The first time slow start overshoots, TCP learns something valuable: the network couldn't handle cwnd at the moment of loss. Rather than forgetting this and repeating the exact same overshoot next time, TCP stores an estimate of the safe limit in ssthresh.

The ssthresh contract:

If cwnd < ssthresh:
    We're in slow start (exponential growth)
    Network capacity is still being discovered
    
If cwnd >= ssthresh:
    We're in congestion avoidance (linear growth)
    We're near the network's estimated limit
    Proceed cautiously to avoid loss

ssthresh Role in TCP State Transitions
Condition	Current Phase	Growth Behavior	Rationale
cwnd < ssthresh	Slow Start	cwnd += MSS per ACK (exponential)	Capacity unknown, probe aggressively
cwnd >= ssthresh	Congestion Avoidance	cwnd += MSS²/cwnd per ACK (linear)	Near capacity, probe conservatively
Packet loss (timeout)	Recovery	ssthresh = cwnd/2, cwnd = 1	Severe congestion, restart cautiously
3 duplicate ACKs	Fast Recovery	ssthresh = cwnd/2, cwnd = ssthresh	Mild congestion, don't reset completely

The learning cycle:

Initial state: ssthresh is set to a very large value (effectively infinite)
First loss: TCP was too aggressive; ssthresh = cwnd/2 captures where trouble started
Second slow start: cwnd grows exponentially only until ssthresh, then switches to linear
Subsequent loss: ssthresh is updated again with fresh information
Steady state: ssthresh oscillates around the actual network capacity

Over time, ssthresh converges to a value that reflects the network's capacity at the bottleneck link. The connection spends most of its time in congestion avoidance, making small adjustments around this learned value.
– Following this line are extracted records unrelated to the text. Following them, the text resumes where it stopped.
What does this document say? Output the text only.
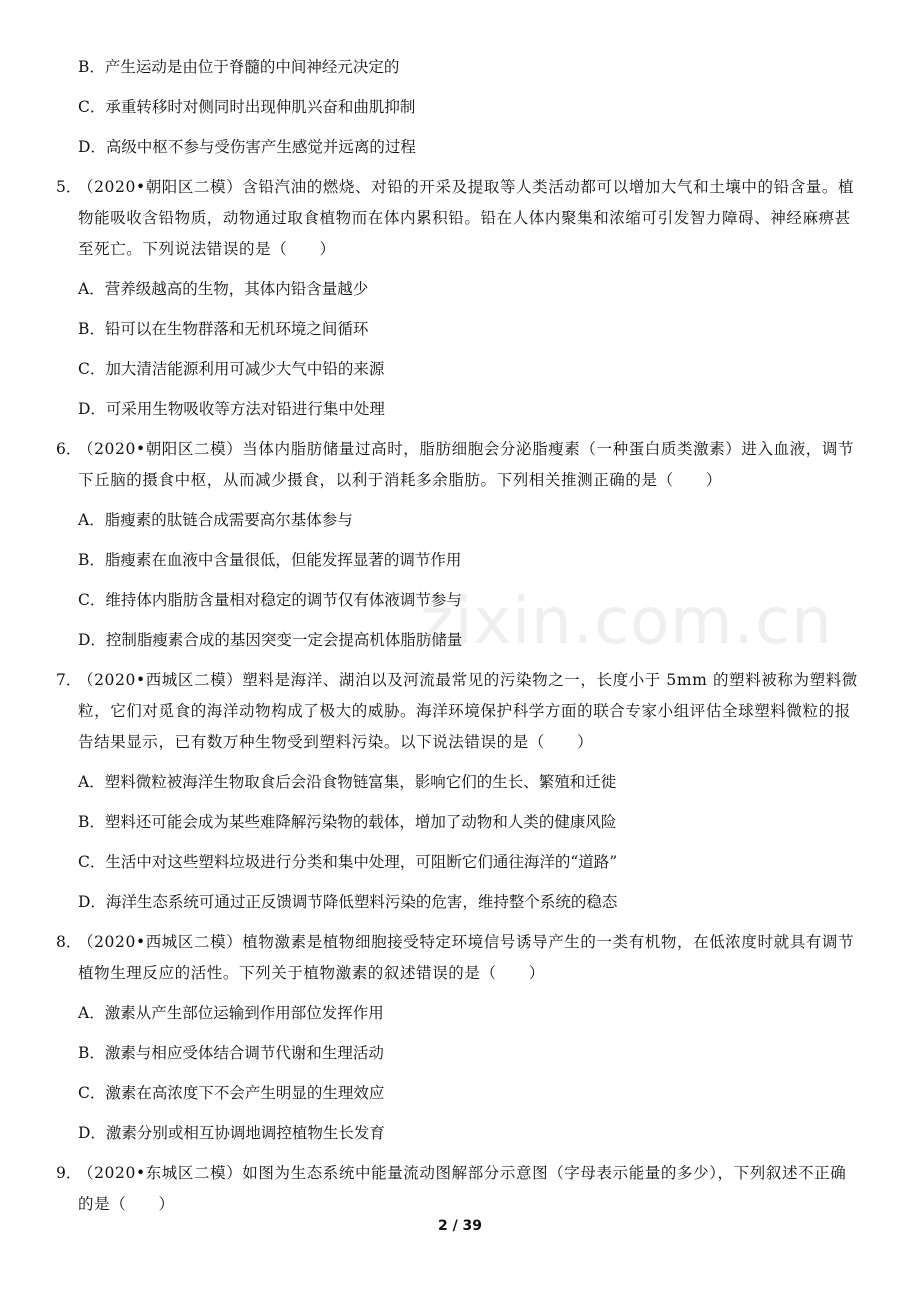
B．产生运动是由位于脊髓的中间神经元决定的
C．承重转移时对侧同时出现伸肌兴奋和曲肌抑制
D．高级中枢不参与受伤害产生感觉并远离的过程
5．
（2020•朝阳区二模）含铅汽油的燃烧、对铅的开采及提取等人类活动都可以增加大气和土壤中的铅含量。植
物能吸收含铅物质，动物通过取食植物而在体内累积铅。铅在人体内聚集和浓缩可引发智力障碍、神经麻痹甚
至死亡。下列说法错误的是（　　）
A．营养级越高的生物，其体内铅含量越少
B．铅可以在生物群落和无机环境之间循环
C．加大清洁能源利用可减少大气中铅的来源
D．可采用生物吸收等方法对铅进行集中处理
6．
（2020•朝阳区二模）当体内脂肪储量过高时，脂肪细胞会分泌脂瘦素（一种蛋白质类激素）进入血液，调节
下丘脑的摄食中枢，从而减少摄食，以利于消耗多余脂肪。下列相关推测正确的是（　　）
A．脂瘦素的肽链合成需要高尔基体参与
B．脂瘦素在血液中含量很低，但能发挥显著的调节作用
C．维持体内脂肪含量相对稳定的调节仅有体液调节参与
D．控制脂瘦素合成的基因突变一定会提高机体脂肪储量
7．
（2020•西城区二模）塑料是海洋、湖泊以及河流最常见的污染物之一，长度小于 5mm 的塑料被称为塑料微
粒，它们对觅食的海洋动物构成了极大的威胁。海洋环境保护科学方面的联合专家小组评估全球塑料微粒的报
告结果显示，已有数万种生物受到塑料污染。以下说法错误的是（　　）
A．塑料微粒被海洋生物取食后会沿食物链富集，影响它们的生长、繁殖和迁徙
B．塑料还可能会成为某些难降解污染物的载体，增加了动物和人类的健康风险
C．生活中对这些塑料垃圾进行分类和集中处理，可阻断它们通往海洋的“道路”
D．海洋生态系统可通过正反馈调节降低塑料污染的危害，维持整个系统的稳态
8．
（2020•西城区二模）植物激素是植物细胞接受特定环境信号诱导产生的一类有机物，在低浓度时就具有调节
植物生理反应的活性。下列关于植物激素的叙述错误的是（　　）
A．激素从产生部位运输到作用部位发挥作用
B．激素与相应受体结合调节代谢和生理活动
C．激素在高浓度下不会产生明显的生理效应
D．激素分别或相互协调地调控植物生长发育
9．
（2020•东城区二模）如图为生态系统中能量流动图解部分示意图（字母表示能量的多少），下列叙述不正确
的是（　　）
zixin.com.cn
2 / 39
ssthresh is an Estimate, Not a Guarantee

Network conditions are dynamic—other flows start and stop, routing changes, interference varies. ssthresh captures a snapshot of past capacity, not a prediction of future capacity. This is why TCP continues probing (via congestion avoidance) even after reaching ssthresh, and why ssthresh gets updated on every loss event.

ssthresh Initialization

When a new TCP connection begins, it has no knowledge of the network path's capacity. How should ssthresh be initialized?

The default approach:

Most TCP implementations initialize ssthresh to a very large value:

ssthresh = 65535 bytes (traditional)
ssthresh = INT_MAX (common in modern kernels)
ssthresh = advertised window from SYN (some implementations)

With ssthresh set to a huge value, the initial slow start phase will continue until:

Packet loss occurs (network limit discovered), or
The receiver's window (rwnd) is reached

This is the correct behavior—a new connection should probe aggressively since it knows nothing about path capacity.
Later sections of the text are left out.